A year of designing and planning
The project began last summer, when students came out to the site to do a topographic survey, take soil samples for geotechnical design of the footers, and survey the stream flow and banks. They designed the bridge during class in the fall semester, and then spent this past spring semester ordering materials and planning out their construction schedule.
The cadets arrived in Vail on July 12 to start the three-week process of turning their plans into reality.

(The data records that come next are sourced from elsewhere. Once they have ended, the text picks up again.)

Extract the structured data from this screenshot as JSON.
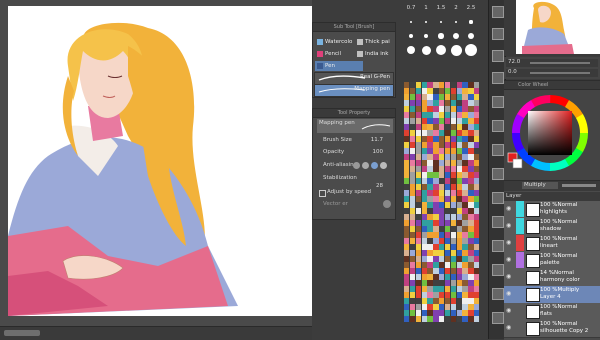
{
  "subtool": {
    "title": "Sub Tool [Brush]",
    "items": [
      {
        "label": "Watercolo",
        "color": "#7ab3e0"
      },
      {
        "label": "Thick pai",
        "color": "#c0c0c0"
      },
      {
        "label": "Pencil",
        "color": "#e0407a"
      },
      {
        "label": "India ink",
        "color": "#c0c0c0"
      },
      {
        "label": "Pen",
        "color": "#5a7fb0"
      }
    ],
    "brushes": [
      "Real G-Pen",
      "Mapping pen"
    ]
  },
  "tool_property": {
    "title": "Tool Property",
    "brush_name": "Mapping pen",
    "brush_size_label": "Brush Size",
    "brush_size_value": "11.7",
    "opacity_label": "Opacity",
    "opacity_value": "100",
    "antialias_label": "Anti-aliasin",
    "stabilization_label": "Stabilization",
    "stabilization_value": "28",
    "adjust_speed_label": "Adjust by speed",
    "vector_label": "Vector er"
  },
  "brush_sizes": [
    "0.7",
    "1",
    "1.5",
    "2",
    "2.5"
  ],
  "navigator": {
    "zoom": "72.0",
    "angle": "0.0"
  },
  "color_wheel": {
    "title": "Color Wheel"
  },
  "layer_panel": {
    "title": "Layer",
    "blend_mode": "Multiply",
    "layers": [
      {
        "line1": "100 %Normal",
        "line2": "highlights",
        "tag": "#3fd8e0",
        "selected": false
      },
      {
        "line1": "100 %Normal",
        "line2": "shadow",
        "tag": "#3fd8e0",
        "selected": false
      },
      {
        "line1": "100 %Normal",
        "line2": "lineart",
        "tag": "#e04040",
        "selected": false
      },
      {
        "line1": "100 %Normal",
        "line2": "palette",
        "tag": "#b070e0",
        "selected": false
      },
      {
        "line1": "14 %Normal",
        "line2": "harmony color",
        "tag": "",
        "selected": false
      },
      {
        "line1": "100 %Multiply",
        "line2": "Layer 4",
        "tag": "",
        "selected": true
      },
      {
        "line1": "100 %Normal",
        "line2": "flats",
        "tag": "",
        "selected": false
      },
      {
        "line1": "100 %Normal",
        "line2": "silhouette Copy 2",
        "tag": "",
        "selected": false
      }
    ]
  }
}
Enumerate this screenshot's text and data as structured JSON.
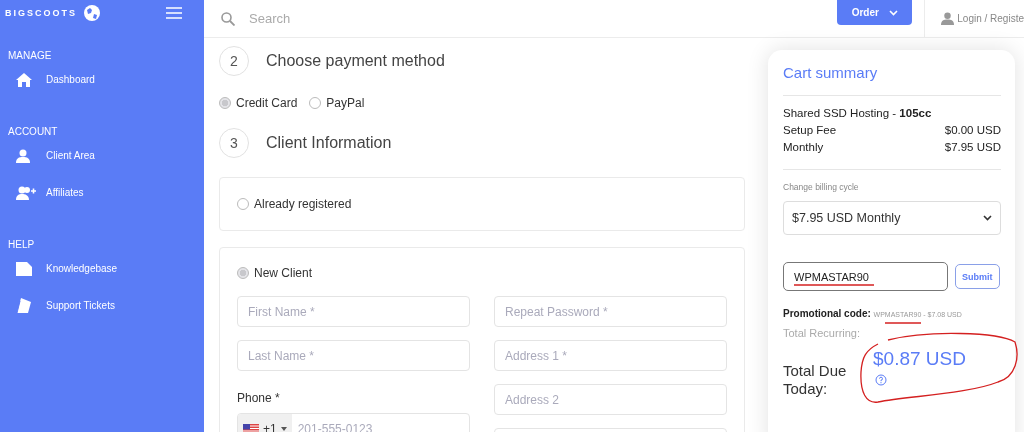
{
  "sidebar": {
    "logo": "BIGSCOOTS",
    "sections": [
      {
        "title": "MANAGE",
        "items": [
          {
            "label": "Dashboard"
          }
        ]
      },
      {
        "title": "ACCOUNT",
        "items": [
          {
            "label": "Client Area"
          },
          {
            "label": "Affiliates"
          }
        ]
      },
      {
        "title": "HELP",
        "items": [
          {
            "label": "Knowledgebase"
          },
          {
            "label": "Support Tickets"
          }
        ]
      }
    ]
  },
  "topbar": {
    "search": {
      "placeholder": "Search"
    },
    "order_button": "Order",
    "login": "Login / Registe"
  },
  "steps": [
    {
      "number": "2",
      "title": "Choose payment method"
    },
    {
      "number": "3",
      "title": "Client Information"
    }
  ],
  "payment_methods": [
    {
      "label": "Credit Card",
      "selected": true
    },
    {
      "label": "PayPal",
      "selected": false
    }
  ],
  "client_options": [
    {
      "label": "Already registered",
      "selected": false
    },
    {
      "label": "New Client",
      "selected": true
    }
  ],
  "fields_left": [
    {
      "placeholder": "First Name *"
    },
    {
      "placeholder": "Last Name *"
    }
  ],
  "phone": {
    "label": "Phone *",
    "code": "+1",
    "placeholder": "201-555-0123"
  },
  "fields_right": [
    {
      "placeholder": "Repeat Password *"
    },
    {
      "placeholder": "Address 1 *"
    },
    {
      "placeholder": "Address 2"
    }
  ],
  "cart": {
    "title": "Cart summary",
    "product": "Shared SSD Hosting - **105cc**",
    "lines": [
      {
        "label": "Setup Fee",
        "amount": "$0.00 USD"
      },
      {
        "label": "Monthly",
        "amount": "$7.95 USD"
      }
    ],
    "billing_label": "Change billing cycle",
    "billing_value": "$7.95 USD Monthly",
    "promo_value": "WPMASTAR90",
    "submit": "Submit",
    "promo_label": "Promotional code:",
    "promo_detail": "WPMASTAR90 - $7.08 USD",
    "recurring_label": "Total Recurring:",
    "due_label": "Total Due Today:",
    "due_amount": "$0.87 USD"
  },
  "annotations": [
    {
      "kind": "field_underline"
    },
    {
      "kind": "code_underline"
    },
    {
      "kind": "circle"
    }
  ]
}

Thanks to a grant from ARDI, a foundation that provides funding to support academic excellence at the U.S. Air Force Academy, all 11 students were provided with free room and board in Vail throughout their stay.
On the construction site, each of the students has been given ownership over a different aspect of the bridge’s construction, dividing up responsibilities in typical military fashion.
Benjamin Kuhn, 21, was voted into the role of flight commander, and is responsible for overseeing the project as a whole and making procedural decisions alongside Rader.
“It’s been cool to see them use my ideas,” Kuhn said. “They let me have my input, and I actually have a say in every decision.”
Rader confirmed that this project is entirely in the hands of the students, and his role is simply to sign off on the plans.
“I have never had a failure on the cadet’s part,” Rader said. “I run the first meeting when we arrive, and gradually step out, so right now Ben is doing all of that, taking the lead and planning the schedule, figuring out how to do stuff, and I just give him the green light.”
Facing real-world challenges
One of the unique educational benefits of the course is that it forces the students to grapple with the on-the-ground challenges of implementing their designs. Most of the academic projects that the students engage with in school are on a very large scale, so they never get to see what the execution of their plan actually looks like.
Towards the start of construction, the students realized that one of the materials was delivered with the wrong bolt holes drilled into them.
“One of the cadets asked me, ‘Sir, how often does something like this usually happen?’ and I responded ‘Oh, every single time’,” Rosenmerkel said. “That is your job. That is why you are here as an engineer and an officer, to analyze the problem, get some input, look at some alternatives and decide how we move forward.”
Brooke Martin, 21, is the cadet in charge of public affairs on the team.
“It gave me that real-world perspective of how you can design something, but it’s not always going to be perfect,” Martin said. “Especially working in nature, in a place like this, you can’t predict some of the natural features, like where some very inconvenient rocks are going to be or how the stream is going to go. I think working in those real-world constraints gives us an edge on other people who have just taken academic classes and don’t know how things happen in the field.”
“It’s a great lesson, because in the Air Force if you put something on paper and they come to you and say it doesn’t work, that’s normal,” Kuhn agreed. “It happens a lot, and we’re learning to adapt and overcome.”
The cadets have one more week to complete the construction of the bridge, and they will celebrate their accomplishment with a ribbon-cutting ceremony on Friday, July 30.
The White River National Forest can also look forward to many more student-constructed bridges in the future, because as of this year, the Forest Service Bridge Design course has been officially incorporated into the civil engineering course load at the Air Force Academy. The plan is to complete one project every two years, and Rader and Rosenmerkel are already scouting locations for the next cohort of cadets to tackle in 2023.
“This is the most difficult thing that I’ve ever done academically, but we’ve finally got it done, and it’s set up to go forward,” Rader said.
Rader has received nothing but positive feedback from alumni of the course. Out of a scale of 10, it currently boasts a student rating of 9.3.
“That means that everyone rated it as either a 9 or a 10,” Rader said with a smile. “It’s the highlight of what I do.”